What can seniors do to prevent CVD?
Fortunately, there are still many steps seniors can take to actively combat heart disease, even if they have a disorder or are at risk. Any action seniors take to prevent CVD is a beneficial one, and here are some resolutions to think about making:
- Get more exercise: Perhaps the No.1 thing seniors can do to take positive steps in heart health management is exercise. The primary benefits of exercise are better circulation, better regulation of blood pressure and better mitigation of diabetes. Exercise is important to a healthy lifestyle overall, and even light cardio work like stairs or water aerobics are good for seniors to pursue on a regular basis.
- Recognize the symptoms: Early action can only be taken if the signs of heart disease are known. Seniors should become familiar with these symptoms so they can watch themselves, a spouse, a friend or a neighbor. Red flags include shortness of breath, pain or numbness, confusion or dizziness, chest pain at rest, cold sweats, fatigue and difficulty with normal activities.
- Eat a healthier diet: A consistently poor diet can be a factor in developing CVD. Seniors should try to cut out junk food, limit red meat and get more nutrition.
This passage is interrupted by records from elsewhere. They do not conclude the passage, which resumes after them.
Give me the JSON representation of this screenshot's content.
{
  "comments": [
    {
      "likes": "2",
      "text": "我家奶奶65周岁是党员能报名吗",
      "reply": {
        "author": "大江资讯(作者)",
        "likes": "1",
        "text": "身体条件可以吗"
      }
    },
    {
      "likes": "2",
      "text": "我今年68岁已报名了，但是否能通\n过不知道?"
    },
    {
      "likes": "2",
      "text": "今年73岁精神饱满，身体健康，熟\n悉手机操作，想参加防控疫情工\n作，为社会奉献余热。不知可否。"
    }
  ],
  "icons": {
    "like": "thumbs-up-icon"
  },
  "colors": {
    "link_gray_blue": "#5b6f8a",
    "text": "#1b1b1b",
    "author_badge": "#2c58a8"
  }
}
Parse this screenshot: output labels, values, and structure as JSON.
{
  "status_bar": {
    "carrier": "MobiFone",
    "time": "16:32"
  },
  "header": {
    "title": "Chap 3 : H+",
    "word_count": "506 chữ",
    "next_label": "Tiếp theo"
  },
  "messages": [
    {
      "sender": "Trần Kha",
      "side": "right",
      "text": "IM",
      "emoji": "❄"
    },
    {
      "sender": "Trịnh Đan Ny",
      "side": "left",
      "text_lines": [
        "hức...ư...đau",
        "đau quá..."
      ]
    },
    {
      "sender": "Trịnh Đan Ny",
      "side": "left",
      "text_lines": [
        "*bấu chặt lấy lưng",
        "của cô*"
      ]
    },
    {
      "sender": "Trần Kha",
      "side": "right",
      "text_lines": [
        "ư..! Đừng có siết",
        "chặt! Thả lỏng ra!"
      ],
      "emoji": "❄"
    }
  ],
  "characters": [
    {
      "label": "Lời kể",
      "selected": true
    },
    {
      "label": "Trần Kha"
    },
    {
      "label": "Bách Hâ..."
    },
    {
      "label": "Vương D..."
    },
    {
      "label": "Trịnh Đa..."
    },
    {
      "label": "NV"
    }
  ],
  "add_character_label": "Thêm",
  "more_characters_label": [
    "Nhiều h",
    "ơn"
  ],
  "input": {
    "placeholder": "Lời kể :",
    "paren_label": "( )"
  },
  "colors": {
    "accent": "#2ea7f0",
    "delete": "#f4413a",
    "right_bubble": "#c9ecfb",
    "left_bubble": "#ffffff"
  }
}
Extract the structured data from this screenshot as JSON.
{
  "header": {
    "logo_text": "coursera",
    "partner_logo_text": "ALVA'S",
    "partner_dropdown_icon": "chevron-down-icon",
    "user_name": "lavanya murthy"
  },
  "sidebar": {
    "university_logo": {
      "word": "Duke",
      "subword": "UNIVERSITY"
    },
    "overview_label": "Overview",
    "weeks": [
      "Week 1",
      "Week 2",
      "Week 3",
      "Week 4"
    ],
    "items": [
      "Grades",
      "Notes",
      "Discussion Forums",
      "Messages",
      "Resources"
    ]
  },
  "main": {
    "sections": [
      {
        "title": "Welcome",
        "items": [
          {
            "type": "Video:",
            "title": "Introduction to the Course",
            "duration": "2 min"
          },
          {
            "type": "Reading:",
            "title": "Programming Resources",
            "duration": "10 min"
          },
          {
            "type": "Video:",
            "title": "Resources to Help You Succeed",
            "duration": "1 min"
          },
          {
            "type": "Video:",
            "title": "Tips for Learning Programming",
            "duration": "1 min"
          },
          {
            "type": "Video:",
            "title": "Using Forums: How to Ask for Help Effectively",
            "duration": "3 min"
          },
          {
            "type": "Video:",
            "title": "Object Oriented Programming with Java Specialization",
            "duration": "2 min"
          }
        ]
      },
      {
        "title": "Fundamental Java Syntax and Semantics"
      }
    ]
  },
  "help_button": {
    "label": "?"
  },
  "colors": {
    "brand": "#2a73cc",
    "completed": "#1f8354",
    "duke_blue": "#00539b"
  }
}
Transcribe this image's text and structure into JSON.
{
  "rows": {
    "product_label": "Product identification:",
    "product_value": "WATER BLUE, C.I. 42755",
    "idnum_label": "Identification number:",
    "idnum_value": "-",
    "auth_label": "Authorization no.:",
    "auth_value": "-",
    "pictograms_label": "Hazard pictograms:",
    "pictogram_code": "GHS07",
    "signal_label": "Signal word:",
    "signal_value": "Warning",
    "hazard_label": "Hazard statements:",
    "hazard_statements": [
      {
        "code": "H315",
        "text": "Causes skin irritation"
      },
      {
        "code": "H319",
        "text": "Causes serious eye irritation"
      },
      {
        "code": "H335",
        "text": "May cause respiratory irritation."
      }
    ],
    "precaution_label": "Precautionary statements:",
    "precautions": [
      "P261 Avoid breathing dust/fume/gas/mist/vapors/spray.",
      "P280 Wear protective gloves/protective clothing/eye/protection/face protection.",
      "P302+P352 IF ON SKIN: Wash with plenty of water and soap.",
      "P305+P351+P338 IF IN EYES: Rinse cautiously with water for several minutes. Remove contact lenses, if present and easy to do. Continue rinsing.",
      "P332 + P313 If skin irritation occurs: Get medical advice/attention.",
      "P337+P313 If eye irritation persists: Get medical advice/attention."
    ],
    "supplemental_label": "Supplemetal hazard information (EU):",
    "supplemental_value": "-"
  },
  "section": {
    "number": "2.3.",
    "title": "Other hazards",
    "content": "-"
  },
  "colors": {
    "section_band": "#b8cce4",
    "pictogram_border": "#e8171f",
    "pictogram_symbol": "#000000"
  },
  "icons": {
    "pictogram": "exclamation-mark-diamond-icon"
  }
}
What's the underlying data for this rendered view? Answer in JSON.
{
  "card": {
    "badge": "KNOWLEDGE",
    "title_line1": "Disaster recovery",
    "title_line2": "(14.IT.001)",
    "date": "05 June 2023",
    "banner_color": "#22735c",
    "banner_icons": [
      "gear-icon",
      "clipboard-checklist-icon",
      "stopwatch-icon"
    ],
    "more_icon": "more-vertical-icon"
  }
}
How? Try substituting in fish for a couple meals, or snacking on nuts instead of potato chips. Adding more fruits and vegetables is guaranteed to improve diet, as well as help prevent heart disease by providing beneficial vitamins and nutrients.
- Learn more about cholesterol: Cholesterol is easily misunderstood, with "good" and "bad" types existing. Cholesterol education is a goal for public health agencies, and something seniors should think about, as about one-third of Americans have high cholesterol. Learning about the differences in cholesterol, what role each type plays, what blood cholesterol is and what cholesterol management strategies exist can help seniors get a better grip over their heart health.